Thanks to PA Consulting for providing me a copy of the report for review. The full report is available for download here (free registration required).

1 COMMENT

  1. This is really informative, and it brings to mind the story of W.L.Gore and Associates, the company which invented GoreTex material for an array of applications. Bill Gore, who was a research chemist at duPont as well as an avid outdoorsman, left to form his own company in part because he wanted to set up a culture that is appreciative. A good way to understand how this word helps to define enterprise innovation is that, to quote (myself) from “The Customer Loyalty Pyramid” (1997), it is ‘an expressive inquiry that envisions possibilities, capitalizing on those things the company does well.’

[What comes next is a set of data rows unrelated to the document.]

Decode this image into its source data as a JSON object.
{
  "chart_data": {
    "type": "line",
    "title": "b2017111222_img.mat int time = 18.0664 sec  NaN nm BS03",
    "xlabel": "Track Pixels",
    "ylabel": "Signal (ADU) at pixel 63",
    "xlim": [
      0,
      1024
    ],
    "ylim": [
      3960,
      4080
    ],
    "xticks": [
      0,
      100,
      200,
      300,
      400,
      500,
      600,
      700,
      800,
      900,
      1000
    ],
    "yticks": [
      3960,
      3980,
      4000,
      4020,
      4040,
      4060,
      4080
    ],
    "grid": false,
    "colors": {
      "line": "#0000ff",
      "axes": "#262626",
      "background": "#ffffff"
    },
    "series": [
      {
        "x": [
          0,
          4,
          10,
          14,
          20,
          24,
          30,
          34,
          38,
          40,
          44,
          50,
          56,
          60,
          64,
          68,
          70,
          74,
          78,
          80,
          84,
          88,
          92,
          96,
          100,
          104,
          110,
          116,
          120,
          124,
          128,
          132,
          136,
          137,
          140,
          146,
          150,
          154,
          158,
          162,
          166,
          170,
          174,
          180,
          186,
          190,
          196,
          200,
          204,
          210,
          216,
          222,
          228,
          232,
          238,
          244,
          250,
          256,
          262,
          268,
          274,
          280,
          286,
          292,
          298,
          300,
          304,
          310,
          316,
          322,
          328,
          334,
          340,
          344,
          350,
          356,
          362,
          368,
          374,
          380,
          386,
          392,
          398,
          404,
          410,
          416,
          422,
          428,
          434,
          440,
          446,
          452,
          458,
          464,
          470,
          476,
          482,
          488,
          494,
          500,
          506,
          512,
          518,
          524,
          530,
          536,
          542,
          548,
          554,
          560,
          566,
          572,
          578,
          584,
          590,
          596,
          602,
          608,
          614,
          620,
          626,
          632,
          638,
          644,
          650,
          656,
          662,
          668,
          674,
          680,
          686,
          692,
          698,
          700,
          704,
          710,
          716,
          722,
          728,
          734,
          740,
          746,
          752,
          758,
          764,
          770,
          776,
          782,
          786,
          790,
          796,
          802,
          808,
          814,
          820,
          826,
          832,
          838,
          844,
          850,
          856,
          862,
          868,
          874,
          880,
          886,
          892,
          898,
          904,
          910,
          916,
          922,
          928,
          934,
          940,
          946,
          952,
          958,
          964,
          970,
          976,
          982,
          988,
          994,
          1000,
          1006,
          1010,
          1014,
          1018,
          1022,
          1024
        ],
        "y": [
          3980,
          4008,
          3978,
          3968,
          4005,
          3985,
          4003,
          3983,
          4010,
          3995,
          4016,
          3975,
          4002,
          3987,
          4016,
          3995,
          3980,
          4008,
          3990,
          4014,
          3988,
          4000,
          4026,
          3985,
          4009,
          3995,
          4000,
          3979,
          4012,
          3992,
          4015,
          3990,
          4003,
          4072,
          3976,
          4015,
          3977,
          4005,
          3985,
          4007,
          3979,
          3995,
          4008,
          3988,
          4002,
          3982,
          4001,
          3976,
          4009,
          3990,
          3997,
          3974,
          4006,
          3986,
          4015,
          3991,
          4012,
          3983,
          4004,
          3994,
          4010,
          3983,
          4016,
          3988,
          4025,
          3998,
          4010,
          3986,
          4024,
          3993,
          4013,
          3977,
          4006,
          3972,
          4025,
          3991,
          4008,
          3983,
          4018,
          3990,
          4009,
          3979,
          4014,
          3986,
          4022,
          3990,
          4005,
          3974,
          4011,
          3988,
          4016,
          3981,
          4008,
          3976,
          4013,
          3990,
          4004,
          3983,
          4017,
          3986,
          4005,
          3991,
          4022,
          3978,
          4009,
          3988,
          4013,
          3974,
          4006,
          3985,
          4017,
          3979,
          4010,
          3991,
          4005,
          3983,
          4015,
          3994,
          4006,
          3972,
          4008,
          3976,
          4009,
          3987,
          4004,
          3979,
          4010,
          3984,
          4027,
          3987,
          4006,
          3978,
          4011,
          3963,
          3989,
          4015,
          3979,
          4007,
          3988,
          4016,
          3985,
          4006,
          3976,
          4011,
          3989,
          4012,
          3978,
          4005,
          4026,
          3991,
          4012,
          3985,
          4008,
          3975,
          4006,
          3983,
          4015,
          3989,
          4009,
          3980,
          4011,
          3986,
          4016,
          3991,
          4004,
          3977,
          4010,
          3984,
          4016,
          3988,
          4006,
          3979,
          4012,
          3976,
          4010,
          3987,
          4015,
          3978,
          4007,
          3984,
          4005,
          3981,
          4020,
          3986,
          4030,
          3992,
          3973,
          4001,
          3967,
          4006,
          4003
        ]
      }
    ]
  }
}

    Several of the things that W.L.Gore has always done well, for instance, are one-on-one mentoring, active internal group networking, cross-functional training, and employee teamwork. This approach to learning and creativity, they’ve found, builds conceptual and task capability, while also developing the interpersonal and interactive skills so important for group and individual innovation.

    Tom Peters has also looked at what makes an organization good at learning and innovation. He developed a concept called ‘knowledge management structure’, or KMS for short. Again, quoting from “The Customer Loyalty Pyramid”: ‘KMS creates and identifies internal experts; uses their knowledge, packages, systematizes, and distributes the information they and others create; and supports the network structure and culture required to keep it flowing through teamwork, training, and purposeful cross-group sharing.’

    As you’ve covered in the review of PA Consulting’s study findings, most companies, fearing failure, have moved away from this kind of culture.